Oleh : Dedet zelthauzallam
Pilkada sebagai pesta
demokrasi terbesar di daerah, seharusnya disambut antusias oleh masyarakat. Namun,
dalam kenyataannya masyarakat sangat kurang antusias dalam menyambut pilkada. Bisa
dilihat bagaimana tingkat partisipasi
pemilih untuk menyalurkan suara dalam pemilihan gubernur, bupati dan walikota
sangat memprihatinkan. Ini merupakan masalah yang sangat memprihatinkan dan
harus cepat dicari solusi untuk penyelesaiannya.
Bayangkan saja, tingkat
golput di pilkada tidak pernah kurang dari 30%. Misalnya, pemilihan gubernur Sumatera
Utara 2013 tingkat golputnya mencapai 63,38% suara, pemilhan gubernur Jabar
2013 golputnya 37,85%, dan pemilihan gubernur DKI 2012 golputnya mencapai
32,23% . Ini berarti, masyarakat yang tidak memberikan suara sangat banyak,
sekitar 1/3 dari jumlah pemilih. Apalagi di pilgub Sumut lebih banyak yang
tidak memilih dari pada yang memilih.
Tingkat golput yang
tinggi merupakan sebuah ancaman bagi demokrasi di Indonesia, khususnya di
daerah Provinsi dan Kabupaten/Kota. Bagaimana tidak pilkada langsung yang dilaksanakan
dari tahun 2005 tidak mampu menjawab masalah golput ini, malah tingkat golput
ini makin lama makin meningkat. Mungkin pada awalnya, banyak yang mengklaim
bahwa golput itu dilakukan karena kurang meleknya masyarakat dengan namanya
pilkada langsung atau disebut masyarakat Indonesia masih mengadopsi budaya politik prokhial dan kaula. Jadi masyarakat
dinilai kurang mampu, sadar dan peduli akan pentingnya pilkada itu. Tetapi ternyata
pendapat tersebut apabila dikaji setelah dilakukannya pemilu langsung sejak
tahun 2004 (pemilihan legislatife dan presiden) dan 2005 (Pilkada) maka itu
bisa dikatakan tidak benar.
Golput sebenarnya bukan karena kurang meleknya
masyarakat tentang politik, tetapi karena lebih kepada masyarakat merasa
pilkada tidak bisa menjawab persoalan mendasar dari masyarakat itu sendiri. Slogan
yang menyatakan “suara anda menetukan nasib daerah ini selama
5 tahun ke depan”, dianggap hanya omong kosong belaka. Bagaimana tidak,
kepala daerah yang sudah terpilih bukan memperjuangkan kepentingan masyarakat
umum, tetapi lebih cenderung untuk kepentingan krononi, kelompok dan partainya.

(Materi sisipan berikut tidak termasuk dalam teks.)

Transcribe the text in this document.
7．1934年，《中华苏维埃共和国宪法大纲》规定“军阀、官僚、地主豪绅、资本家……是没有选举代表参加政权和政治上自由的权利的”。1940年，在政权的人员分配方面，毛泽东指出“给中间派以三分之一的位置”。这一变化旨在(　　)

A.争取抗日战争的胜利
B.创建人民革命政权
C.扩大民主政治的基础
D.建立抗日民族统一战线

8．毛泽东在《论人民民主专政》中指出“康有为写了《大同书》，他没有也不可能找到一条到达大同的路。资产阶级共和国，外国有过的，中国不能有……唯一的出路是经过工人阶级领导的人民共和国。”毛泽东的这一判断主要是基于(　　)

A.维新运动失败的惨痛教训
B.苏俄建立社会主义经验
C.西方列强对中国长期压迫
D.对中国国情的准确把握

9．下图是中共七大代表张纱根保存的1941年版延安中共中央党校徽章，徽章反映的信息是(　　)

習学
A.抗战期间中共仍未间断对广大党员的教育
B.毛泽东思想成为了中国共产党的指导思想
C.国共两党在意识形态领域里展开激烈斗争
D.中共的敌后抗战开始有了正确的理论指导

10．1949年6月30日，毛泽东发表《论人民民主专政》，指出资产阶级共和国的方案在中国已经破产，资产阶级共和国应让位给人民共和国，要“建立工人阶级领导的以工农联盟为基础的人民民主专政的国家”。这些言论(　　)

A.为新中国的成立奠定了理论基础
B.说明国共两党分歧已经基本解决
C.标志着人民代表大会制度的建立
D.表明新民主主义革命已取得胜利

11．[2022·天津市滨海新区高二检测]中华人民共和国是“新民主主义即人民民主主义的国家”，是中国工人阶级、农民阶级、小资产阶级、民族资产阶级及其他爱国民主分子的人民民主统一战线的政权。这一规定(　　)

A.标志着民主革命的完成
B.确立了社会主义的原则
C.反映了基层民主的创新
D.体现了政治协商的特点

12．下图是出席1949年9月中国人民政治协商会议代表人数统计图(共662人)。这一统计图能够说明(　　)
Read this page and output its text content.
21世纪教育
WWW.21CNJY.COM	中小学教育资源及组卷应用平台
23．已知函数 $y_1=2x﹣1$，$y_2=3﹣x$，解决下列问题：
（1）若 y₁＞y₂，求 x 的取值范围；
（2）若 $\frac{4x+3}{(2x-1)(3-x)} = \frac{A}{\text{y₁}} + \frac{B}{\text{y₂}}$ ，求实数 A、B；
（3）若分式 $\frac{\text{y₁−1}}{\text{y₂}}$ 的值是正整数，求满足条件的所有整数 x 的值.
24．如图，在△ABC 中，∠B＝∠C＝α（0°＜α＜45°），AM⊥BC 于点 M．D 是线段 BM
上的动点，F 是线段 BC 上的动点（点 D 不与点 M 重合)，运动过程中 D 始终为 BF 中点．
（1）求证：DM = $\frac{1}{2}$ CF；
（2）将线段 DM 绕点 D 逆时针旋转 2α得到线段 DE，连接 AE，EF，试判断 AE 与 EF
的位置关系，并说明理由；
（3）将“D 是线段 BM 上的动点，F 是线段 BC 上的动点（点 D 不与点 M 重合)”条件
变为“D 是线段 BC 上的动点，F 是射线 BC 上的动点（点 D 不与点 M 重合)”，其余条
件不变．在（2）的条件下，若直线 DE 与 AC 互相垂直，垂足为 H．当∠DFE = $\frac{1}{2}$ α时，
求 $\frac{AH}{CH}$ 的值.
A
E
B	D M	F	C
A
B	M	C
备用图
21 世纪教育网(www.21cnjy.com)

Banyak kepala daerah yang tersandung kasus korupsi.
Dalam pilkada ini, masyarakat hanya diingat
pada waktu menjelang penycontrengan atau pencoblosan. Tetapi setelah terpilih
seorang kepala daerah seolah-olah hilang ditelan bumi. Kepala daerah terpilih
melupakan semua janji-janji manis yang dilontarkan pada masa kampanye. Kepala daerah
lupa dengan fakta yang ada di daerahnya. Masyarakat hanya bisa melihat
bagaimana kepala daerah terpilih duduk sebagai orang nomor satu di daerahnya
yang hidup dengan kemewahan. Bagaikan seorang penguasa di zaman kerajaan, yang
dikelilingi oleh selir-selir cantik dan dikawal oleh pengawal (vorjaider) yang tangguh di setiap
langkahnya. Sikap seperti inilah penyebab dari makin tingginya golput di
pilkada langsung.
Jadi golput bisa
diminimalisir dengan cara pemerintah di bawah komando kepala daerah terpilih
harus mampu memberikan bukti perubahan bagi masyarakat ke arah lebih baik.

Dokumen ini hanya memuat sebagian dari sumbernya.